When DIY Logging Might Be Appropriate
Despite its limitations for compliance evidence, DIY logging may be appropriate in specific scenarios:
- Internal analytics only: If logs are purely for operational monitoring with no regulatory exposure, DIY may suffice
- Minimal-risk AI systems: Under EU AI Act classification, minimal-risk systems have no mandatory logging requirements
- Proof-of-concept phase: Before production deployment, simpler logging may be adequate for development
- Existing robust infrastructure: Organizations with mature, audited compliance infrastructure may extend rather than replace
However, once AI systems affect decisions about people—lending, hiring, healthcare, insurance—the evidence standard rises beyond what DIY logging can provide.
Migration Path: DIY to GLACIS
Organizations with existing DIY logging infrastructure can migrate to GLACIS attestation without disrupting current operations:
Assessment (Week 1)
GLACIS reviews your current AI pipeline and logging infrastructure. We identify control points requiring attestation and integration approach.
Parallel Deployment (Weeks 2-3)
GLACIS attestation runs alongside existing logging. Both systems capture data, allowing comparison and validation without risk.
Validation (Week 4)
Verify attestation coverage matches compliance requirements. Audit simulation confirms evidence meets regulatory standards.
Production (Ongoing)
GLACIS becomes primary compliance evidence source. Existing logging continues for operational purposes. You now have both operational visibility and defensible compliance evidence.
Frequently Asked Questions
Can’t we just add cryptographic signing to our existing logs?

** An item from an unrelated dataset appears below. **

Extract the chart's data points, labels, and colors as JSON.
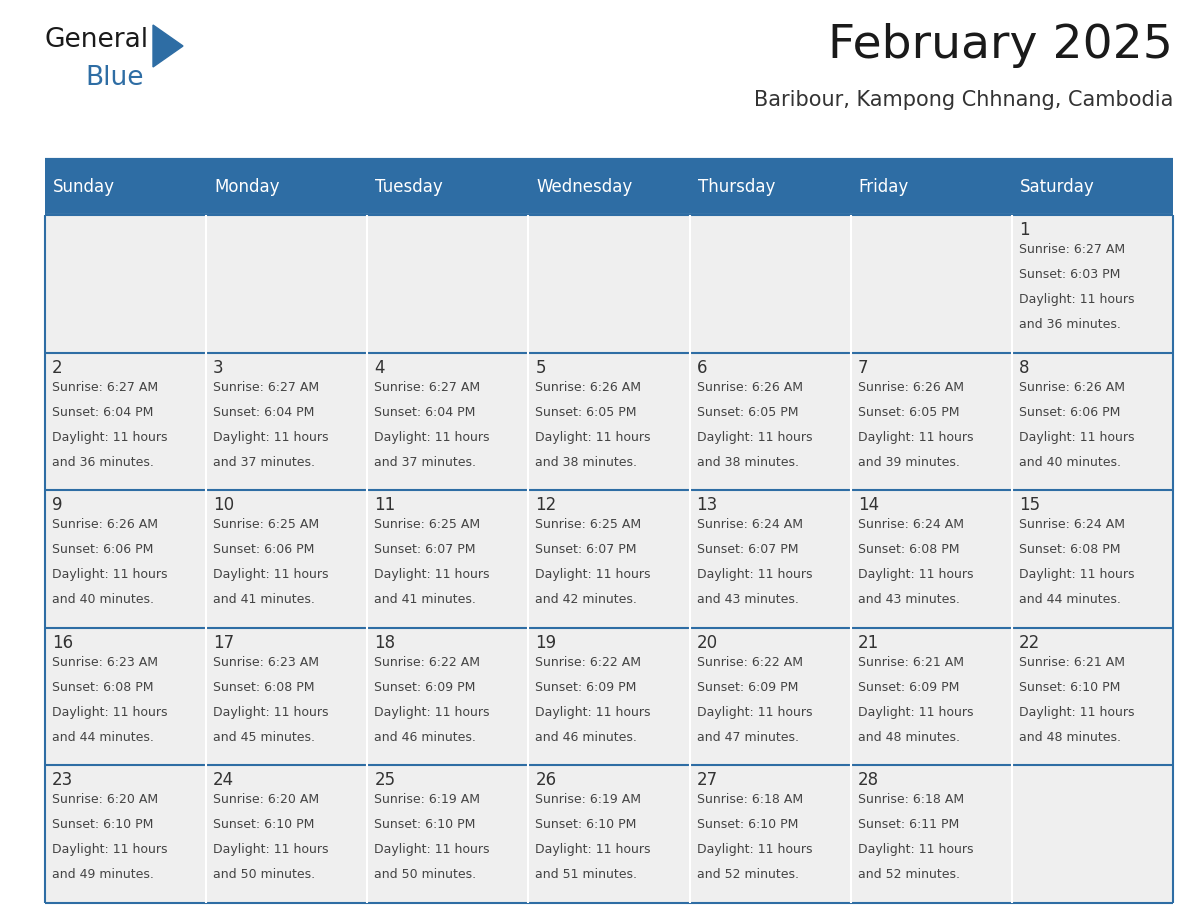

Signing logs after creation doesn’t solve the fundamental problem—the log content may not accurately reflect what happened. The signature proves the log wasn’t modified after signing, but says nothing about whether the logged content was accurate at creation. GLACIS signs at execution time, capturing the actual system state, not a log message about it.
What about blockchain-based logging solutions?
Blockchain provides immutability after write but shares the same "garbage in, garbage out" problem as other approaches. If you write inaccurate data to a blockchain, you have an immutable record of inaccurate data. The value isn’t in the storage mechanism—it’s in what you capture and when you capture it.
How does GLACIS attestation affect latency?
GLACIS is designed for production AI systems. Attestation adds single-digit millisecond overhead—negligible compared to typical AI inference latency. For latency-critical applications, GLACIS supports asynchronous attestation patterns that capture evidence without blocking the response path.
Do we still need our existing logging if we use GLACIS?
Yes—and you should keep it. Application logging serves operational purposes: debugging, performance monitoring, alerting. GLACIS serves compliance purposes: proving controls worked. These are complementary, not competing capabilities. Think of GLACIS as your compliance evidence layer, built on top of (not replacing) your operational infrastructure.
What if we’re already mid-audit with DIY logging?
GLACIS can provide Evidence Pack within days for urgent compliance situations. While it won’t retroactively create attestations for past events, it immediately begins building defensible evidence going forward. For current audit gaps, we work with your team to document the transition and present a credible compliance roadmap.